Нюра как раз переживала свой первый в жизни роман с четвероногим кавалером, настоящим де Грие, они не отводили глаз друг от друга. Все, что я знала о кошачьей любви, бледнело перед церемонностью этой пары. Это не был помоечный роман на скорую руку. Так опытный сердцеед дорожит невинной подругой и сам не опускается до легкой победы. Влюбленные не разлучались. Они нежились на травке, гуляли по рейкам забора, грелись на песочке, уединялись в шалаше, где скамеечка служила даме пьедесталом, а земля — подножием кавалеру. Дошло до того, что на ночь глядя Нюра привела его в дом, словно затем, чтобы честь по чести представить. В комнате и увидела их, обожающих друг друга глазами. За мной тихо последовала гостья, но идиллия вывела ее из себя. «Скунс! — завопила она — Выгнать его! Иначе мы задохнемся. Удушит пахучими метками…» Словом, ясно — все когда-нибудь поднимались по черным лестницам (и спускались тоже, особенно в коммунальные времена), помним их запах. Но дело не в этом. Голос… прямо скажу — фурии. Уж и не знаю, который лучше: прежний, безжизненный, или этот, базарный, безжалостный. «Скунс!» повторился еще пару раз и пропал так же быстро, как и возник. Привычка играть взяла свое, однако надо уметь — выскочив из роли, с места в карьер вскочить и дать мне повод посмотреть на нее повнимательней. И заметить сквозь напускное спокойствие мрак упертой досады в глазах. А мне так хотелось неведения! То есть ангелоподобия. Ведь Бог дал ей талант. Но кто-то иной, наделив бесчувствием, измельчил дар, перечеркнул.
Неугомонному де Грие пришлось замкнуться под крыльцом и тише воды, ниже травы до утра дожидаться подруги.
Утром, когда любовная парочка возобновила церемонии, гостья сказала:
— Мне не то чтобы грустно или завидно, а как-то вдруг сделалось ясно то, чего у меня нет… Даже не то чтобы нет… Просто кошке даровано больше, чем мне. А ведь я тоже кошечка.
И, взяв плед, обволокла себя им на диване, свернулась, затмив круг ломких теней, которые посылало солнце сквозь листья.
Потом прозвучало:
— Можно, я в дубраву пойду? Не то, упаси бог, наткнусь на их брачевание.
И тихо, покорно двинулась к калитке, проследовала мимо ограды, вся в белом, бледная, с темными волосами. Вернувшись в полдень, пролепетала:
— А я тебе веночек принесла. Можно, я на тебя надену?
Легко представить, что выражало мое лицо под этим веночком, когда руки по локоть в глине, которую месишь, собираясь замазывать раны деревьев. Конечно, безмятежностью Флоры оно не отличалось.
Все эти дни стояла жара, и она продолжалась, но для гостьи это была только хорошая погода, потому веночков набралась целая горка.

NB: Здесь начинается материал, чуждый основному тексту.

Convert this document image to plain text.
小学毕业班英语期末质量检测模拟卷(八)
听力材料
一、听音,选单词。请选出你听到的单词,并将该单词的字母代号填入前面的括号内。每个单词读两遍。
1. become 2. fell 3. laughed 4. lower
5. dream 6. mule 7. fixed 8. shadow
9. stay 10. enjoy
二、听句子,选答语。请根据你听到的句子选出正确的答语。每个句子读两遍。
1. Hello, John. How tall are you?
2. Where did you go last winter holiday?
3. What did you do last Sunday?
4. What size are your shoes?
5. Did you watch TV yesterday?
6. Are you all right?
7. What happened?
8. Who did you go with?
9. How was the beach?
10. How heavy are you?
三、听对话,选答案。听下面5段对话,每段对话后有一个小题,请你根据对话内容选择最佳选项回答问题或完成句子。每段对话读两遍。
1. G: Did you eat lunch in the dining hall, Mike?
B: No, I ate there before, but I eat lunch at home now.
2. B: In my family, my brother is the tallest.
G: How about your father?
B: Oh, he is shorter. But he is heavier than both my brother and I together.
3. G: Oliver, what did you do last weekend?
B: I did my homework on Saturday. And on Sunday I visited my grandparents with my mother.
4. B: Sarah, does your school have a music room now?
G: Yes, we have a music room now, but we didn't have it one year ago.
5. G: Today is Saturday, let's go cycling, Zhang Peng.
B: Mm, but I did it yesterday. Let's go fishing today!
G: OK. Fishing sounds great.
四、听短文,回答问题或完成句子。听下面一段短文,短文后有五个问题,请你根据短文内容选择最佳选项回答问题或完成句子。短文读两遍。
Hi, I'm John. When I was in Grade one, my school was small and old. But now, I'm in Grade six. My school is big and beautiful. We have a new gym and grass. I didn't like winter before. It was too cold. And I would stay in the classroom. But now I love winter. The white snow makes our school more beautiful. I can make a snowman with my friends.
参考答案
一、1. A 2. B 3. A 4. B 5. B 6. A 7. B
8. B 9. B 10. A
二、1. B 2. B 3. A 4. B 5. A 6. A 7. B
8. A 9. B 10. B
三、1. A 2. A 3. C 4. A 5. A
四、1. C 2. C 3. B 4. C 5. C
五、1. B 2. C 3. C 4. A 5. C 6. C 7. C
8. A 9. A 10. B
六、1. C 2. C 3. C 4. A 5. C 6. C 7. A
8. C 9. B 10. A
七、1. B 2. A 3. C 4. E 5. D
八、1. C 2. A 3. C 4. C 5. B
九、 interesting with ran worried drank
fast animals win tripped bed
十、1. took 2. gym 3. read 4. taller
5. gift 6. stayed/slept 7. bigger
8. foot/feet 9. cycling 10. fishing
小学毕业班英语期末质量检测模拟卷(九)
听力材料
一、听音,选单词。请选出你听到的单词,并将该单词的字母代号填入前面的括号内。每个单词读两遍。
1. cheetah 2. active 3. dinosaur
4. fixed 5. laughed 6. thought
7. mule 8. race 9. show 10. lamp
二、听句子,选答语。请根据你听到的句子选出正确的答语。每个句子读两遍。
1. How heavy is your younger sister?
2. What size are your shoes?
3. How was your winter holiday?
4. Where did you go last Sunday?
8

В конце концов я спровадила все на помойку и тем выместила досаду на беса безделья, который уводил ум моей гостьи лишь в одну сторону, где она чувствовала себя как рыба в воде.
— Вот я была молодая и козлоногая, — начинала она, — а любовник у меня был на сорок лет старше…
Выкладыванию растопки для будущего костра такие высказывания явно мешали. Я замирала с раскрытым ртом, все забывала, и башенка щепок рушилась.
— Мы располагались нагие, — продолжала она, — и тонкая полоска дамасской стали зависала над нами.
А у меня тем временем рассыпались все спички из коробка, словно и на них находил непонятный дурман. С костром тормозилось. Чайник рядом оставался холодным, потому что без огня какой кипяток, электричество же в домике отключили, а газовой плиты не имелось. Суп из топора тоже чего-то ждал в кастрюле под яблоней, а денег на более интересное кушанье никто не собирался давать. Тем более святой дух, который взял на себя лишь заботу о наших талиях и сократил их как следует, о более же важных вещах не подумал.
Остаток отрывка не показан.